Dr. Takeda is now following up on this discovery in his lab at NIH. If he can figure out how prostate cancers switch this enhancer on, he theorizes, perhaps he could make treatment-resistant prostate cancer responsive to androgen deprivation therapy once again by turning the enhancer off. At this point, though, that’s just a theory; the cancer may just adopt another strategy to thwart treatment.
Dr. Takeda with members of his lab. From left: Dr. Takeda, Andre Kydd, Shin-Ai Lee, Clara Seo, Ben Hauk, and Sasha Adamovich.

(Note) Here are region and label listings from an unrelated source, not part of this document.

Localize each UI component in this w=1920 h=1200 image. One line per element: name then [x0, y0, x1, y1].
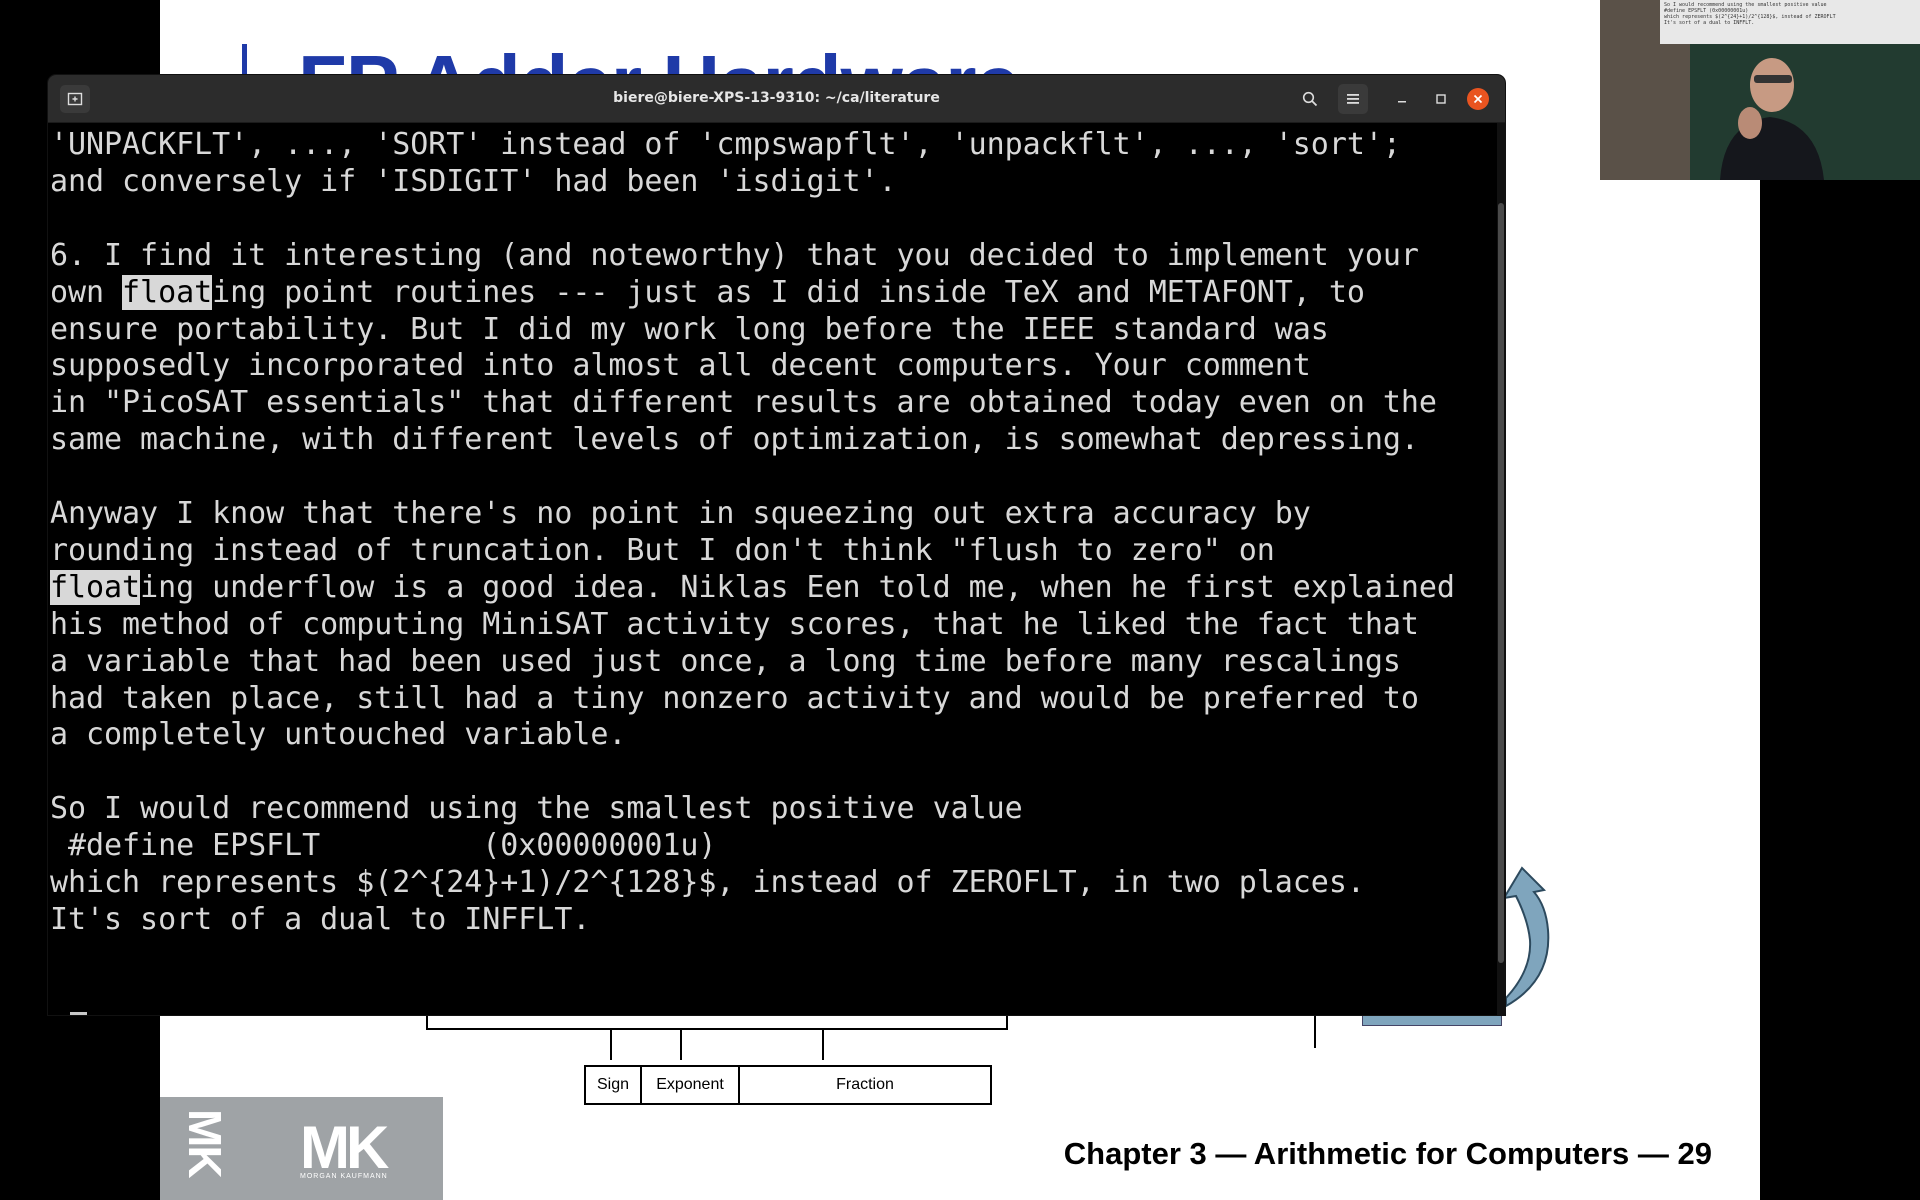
close-icon: [1473, 94, 1483, 104]
line-text: in "PicoSAT essentials" that different r…: [50, 385, 1437, 421]
line-text: It's sort of a dual to INFFLT.: [50, 901, 591, 937]
format-sign-field: Sign: [586, 1067, 642, 1103]
pager-prompt[interactable]: :: [50, 1012, 88, 1015]
window-title: biere@biere-XPS-13-9310: ~/ca/literature: [613, 90, 940, 106]
publisher-name: MORGAN KAUFMANN: [300, 1173, 388, 1180]
terminal-line: #define EPSFLT (0x00000001u): [50, 828, 1505, 865]
terminal-line: It's sort of a dual to INFFLT.: [50, 902, 1505, 939]
terminal-text: 'UNPACKFLT', ..., 'SORT' instead of 'cmp…: [50, 127, 1505, 939]
hamburger-menu-icon: [1347, 94, 1359, 104]
line-text: same machine, with different levels of o…: [50, 422, 1419, 458]
terminal-line: a completely untouched variable.: [50, 717, 1505, 754]
search-icon: [1302, 91, 1318, 107]
terminal-line: same machine, with different levels of o…: [50, 422, 1505, 459]
line-text: So I would recommend using the smallest …: [50, 791, 1023, 827]
terminal-line: which represents $(2^{24}+1)/2^{128}$, i…: [50, 865, 1505, 902]
terminal-line: floating underflow is a good idea. Nikla…: [50, 569, 1505, 607]
line-text: 6. I find it interesting (and noteworthy…: [50, 237, 1419, 273]
slide-footer-chapter: Chapter 3 — Arithmetic for Computers — 2…: [1063, 1136, 1712, 1171]
loop-arrow-icon: [1502, 866, 1550, 1008]
scrollbar-thumb[interactable]: [1498, 203, 1504, 963]
line-text: own: [50, 274, 123, 310]
line-text: #define EPSFLT (0x00000001u): [50, 828, 717, 864]
terminal-line: a variable that had been used just once,…: [50, 644, 1505, 681]
format-exponent-field: Exponent: [642, 1067, 740, 1103]
terminal-line: 6. I find it interesting (and noteworthy…: [50, 238, 1505, 275]
prompt-char: :: [50, 1013, 68, 1015]
close-button[interactable]: [1467, 88, 1489, 110]
line-text: a completely untouched variable.: [50, 717, 627, 753]
line-text: ing point routines --- just as I did ins…: [212, 274, 1365, 310]
fp-format-box: Sign Exponent Fraction: [584, 1065, 992, 1105]
line-text: and conversely if 'ISDIGIT' had been 'is…: [50, 163, 897, 199]
publisher-logo-panel: MK MK MORGAN KAUFMANN: [160, 1097, 443, 1200]
terminal-line: own floating point routines --- just as …: [50, 274, 1505, 312]
terminal-line: in "PicoSAT essentials" that different r…: [50, 385, 1505, 422]
line-text: which represents $(2^{24}+1)/2^{128}$, i…: [50, 865, 1365, 901]
terminal-line: So I would recommend using the smallest …: [50, 791, 1505, 828]
line-text: had taken place, still had a tiny nonzer…: [50, 680, 1419, 716]
terminal-line: Anyway I know that there's no point in s…: [50, 496, 1505, 533]
terminal-window[interactable]: biere@biere-XPS-13-9310: ~/ca/literature: [48, 75, 1505, 1015]
projector-screen: So I would recommend using the smallest …: [1660, 0, 1920, 44]
line-text: a variable that had been used just once,…: [50, 643, 1401, 679]
mk-logo: MK: [300, 1114, 389, 1181]
text-cursor: [70, 1012, 88, 1015]
line-text: Anyway I know that there's no point in s…: [50, 496, 1311, 532]
line-text: ing underflow is a good idea. Niklas Een…: [140, 569, 1455, 605]
terminal-scrollbar[interactable]: [1497, 123, 1505, 1015]
search-highlight: float: [50, 569, 141, 605]
search-button[interactable]: [1295, 84, 1325, 114]
line-text: rounding instead of truncation. But I do…: [50, 532, 1275, 568]
search-highlight: float: [122, 274, 213, 310]
line-text: 'UNPACKFLT', ..., 'SORT' instead of 'cmp…: [50, 127, 1401, 162]
terminal-header-bar[interactable]: biere@biere-XPS-13-9310: ~/ca/literature: [48, 75, 1505, 123]
format-fraction-field: Fraction: [836, 1076, 894, 1093]
mk-vertical-logo: MK: [179, 1109, 231, 1177]
line-text: supposedly incorporated into almost all …: [50, 348, 1311, 384]
line-text: ensure portability. But I did my work lo…: [50, 311, 1329, 347]
terminal-line: ensure portability. But I did my work lo…: [50, 312, 1505, 349]
terminal-line: had taken place, still had a tiny nonzer…: [50, 681, 1505, 718]
new-tab-button[interactable]: [60, 85, 90, 113]
line-text: his method of computing MiniSAT activity…: [50, 606, 1419, 642]
terminal-line: and conversely if 'ISDIGIT' had been 'is…: [50, 164, 1505, 201]
minimize-icon: [1398, 101, 1406, 103]
webcam-video: So I would recommend using the smallest …: [1600, 0, 1920, 180]
terminal-line: supposedly incorporated into almost all …: [50, 348, 1505, 385]
terminal-content[interactable]: 'UNPACKFLT', ..., 'SORT' instead of 'cmp…: [48, 123, 1505, 1015]
maximize-icon: [1436, 94, 1446, 104]
menu-button[interactable]: [1338, 84, 1368, 114]
maximize-button[interactable]: [1426, 84, 1456, 114]
terminal-line: 'UNPACKFLT', ..., 'SORT' instead of 'cmp…: [50, 127, 1505, 164]
new-tab-icon: [67, 92, 83, 106]
presenter-figure: [1720, 58, 1824, 180]
terminal-line: his method of computing MiniSAT activity…: [50, 607, 1505, 644]
minimize-button[interactable]: [1387, 84, 1417, 114]
terminal-line: rounding instead of truncation. But I do…: [50, 533, 1505, 570]
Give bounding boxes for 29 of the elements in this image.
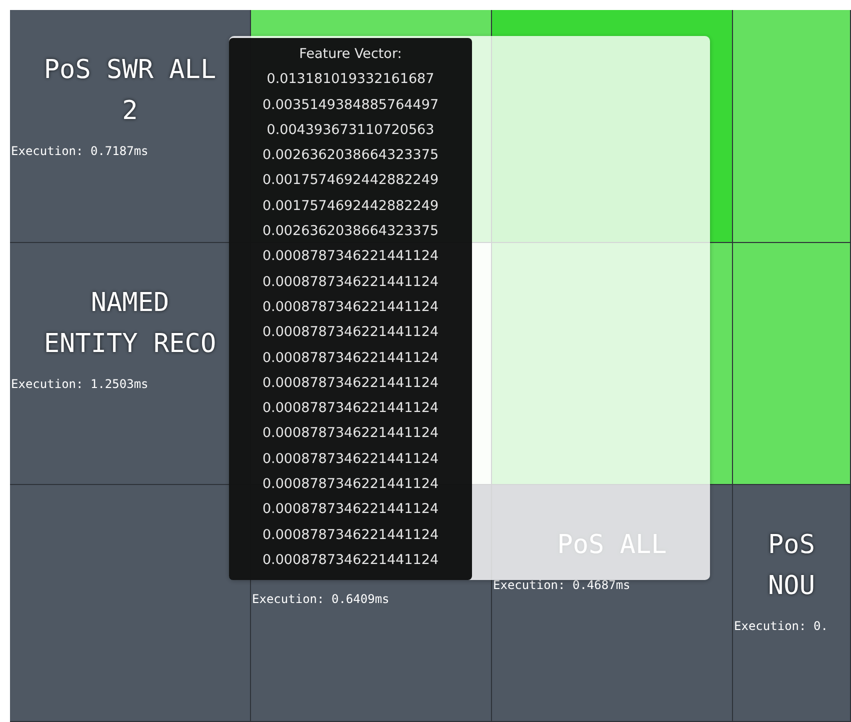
vector-value: 0.0008787346221441124 bbox=[261, 476, 440, 494]
vector-value: 0.0008787346221441124 bbox=[261, 450, 440, 468]
vector-value: 0.0008787346221441124 bbox=[261, 526, 440, 544]
vector-value: 0.0026362038664323375 bbox=[261, 223, 440, 240]
vector-value: 0.0008787346221441124 bbox=[261, 274, 440, 291]
vector-value: 0.0008787346221441124 bbox=[261, 248, 440, 266]
vector-value: 0.0017574692442882249 bbox=[261, 172, 440, 190]
cell-title: PoS NOU bbox=[767, 529, 816, 603]
execution-time: Execution: 0. bbox=[733, 618, 829, 635]
vector-value: 0.0026362038664323375 bbox=[261, 147, 440, 164]
execution-time: Execution: 0.6409ms bbox=[251, 591, 390, 608]
vector-value: 0.0008787346221441124 bbox=[261, 350, 440, 367]
vector-value: 0.0008787346221441124 bbox=[261, 501, 440, 518]
execution-time: Execution: 0.7187ms bbox=[10, 143, 150, 160]
cell-title: PoS SWR ALL 2 bbox=[42, 54, 218, 128]
execution-time: Execution: 1.2503ms bbox=[10, 376, 150, 393]
vector-value: 0.013181019332161687 bbox=[266, 71, 436, 88]
vector-value: 0.0008787346221441124 bbox=[261, 374, 440, 392]
vector-value: 0.004393673110720563 bbox=[266, 122, 436, 139]
vector-value: 0.0008787346221441124 bbox=[261, 400, 440, 418]
execution-time: Execution: 0.4687ms bbox=[492, 577, 632, 594]
vector-value: 0.0008787346221441124 bbox=[261, 552, 440, 569]
vector-value: 0.0035149384885764497 bbox=[261, 96, 440, 114]
vector-value: 0.0008787346221441124 bbox=[261, 324, 440, 342]
vector-value: 0.0008787346221441124 bbox=[261, 298, 440, 316]
tooltip-heading: Feature Vector: bbox=[298, 46, 403, 63]
vector-value: 0.0017574692442882249 bbox=[261, 198, 440, 215]
cell-title: NAMED ENTITY RECO bbox=[42, 287, 218, 361]
vector-value: 0.0008787346221441124 bbox=[261, 425, 440, 442]
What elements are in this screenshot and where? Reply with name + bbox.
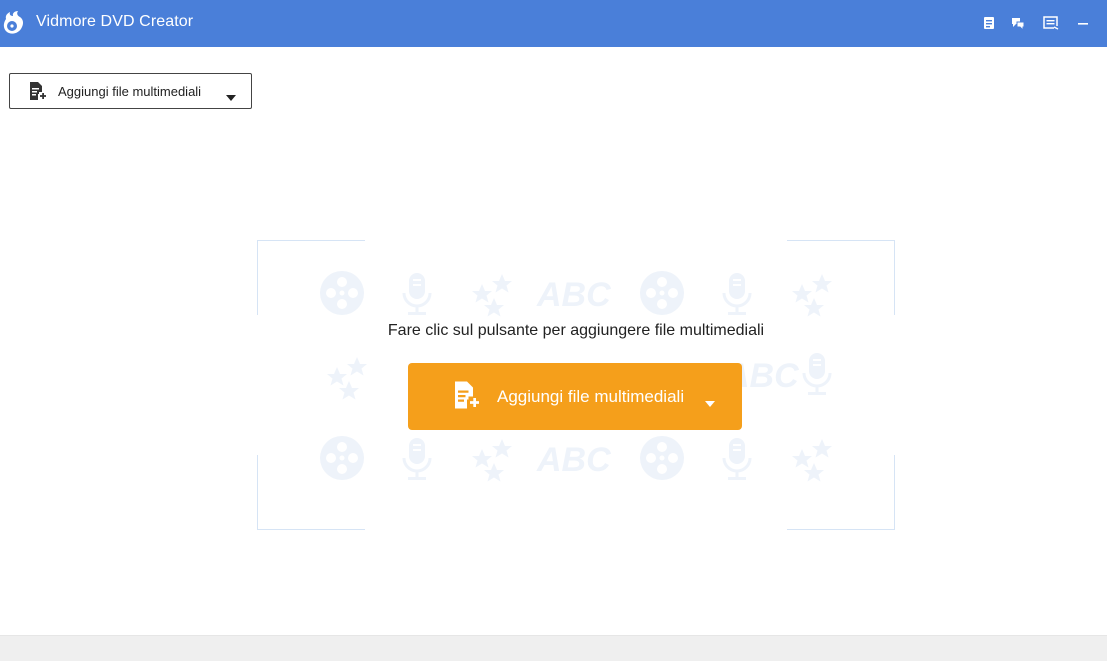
app-window: Vidmore DVD Creator Aggiungi file multim… — [0, 0, 1107, 661]
app-title: Vidmore DVD Creator — [36, 13, 194, 30]
add-file-icon — [28, 81, 48, 101]
register-icon[interactable] — [979, 13, 999, 33]
feedback-icon[interactable] — [1008, 13, 1028, 33]
pattern-abc-text: ABC — [536, 441, 611, 479]
add-media-main-button[interactable]: Aggiungi file multimediali — [408, 363, 742, 430]
media-drop-zone[interactable]: ABC ABC ABC Fare clic sul pulsante per a… — [257, 240, 895, 530]
add-file-icon — [452, 380, 482, 410]
drop-zone-hint: Fare clic sul pulsante per aggiungere fi… — [387, 322, 765, 339]
pattern-abc-text: ABC — [536, 276, 611, 314]
app-logo-icon — [0, 10, 26, 36]
menu-icon[interactable] — [1041, 13, 1061, 33]
title-bar: Vidmore DVD Creator — [0, 0, 1107, 47]
chevron-down-icon[interactable] — [705, 394, 715, 407]
add-media-label: Aggiungi file multimediali — [58, 84, 202, 99]
add-media-button[interactable]: Aggiungi file multimediali — [9, 73, 252, 109]
add-media-main-label: Aggiungi file multimediali — [497, 387, 685, 406]
minimize-icon[interactable] — [1073, 13, 1093, 33]
status-bar — [0, 635, 1107, 661]
chevron-down-icon[interactable] — [226, 88, 236, 101]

“The question is whether there’s an infinite amount of escape routes, and if you keep blocking these paths, the tumor will just find another one,” Dr. Takeda explains. “But maybe not — maybe there’s only so many routes a tumor can take.”
His efforts to answer that question are only just beginning, as safety restrictions and supply chain bottlenecks related to the COVID-19 pandemic hampered the process of getting his new lab at NIH up and running. Having now overcome those hurdles, his IRP team is poised to make discoveries over the next few years that could spark a brand-new field of epigenetic therapy for cancer.
“Can you tell a cancer cell what to do?” wonders Dr. Takeda. “It would be really cool if you could program a cancer cell to do something. You could dictate its identity epigenetically, and maybe you could change it to a state that’s amenable to treatment or a state where it doesn’t grow, but we don’t yet know if that’s possible.”
“That’s kind of what NIH is for: to try out these big ideas to see if they could possibly work,” he continues. “If it turns out to not work, at least we thought big.”
David Takeda, M.D., Ph.D., is a Lasker Clinical Research Scholar and the head of the Functional Genomics Section in the Laboratory of Genitourinary Pathogenesis at the National Cancer Institute (NCI).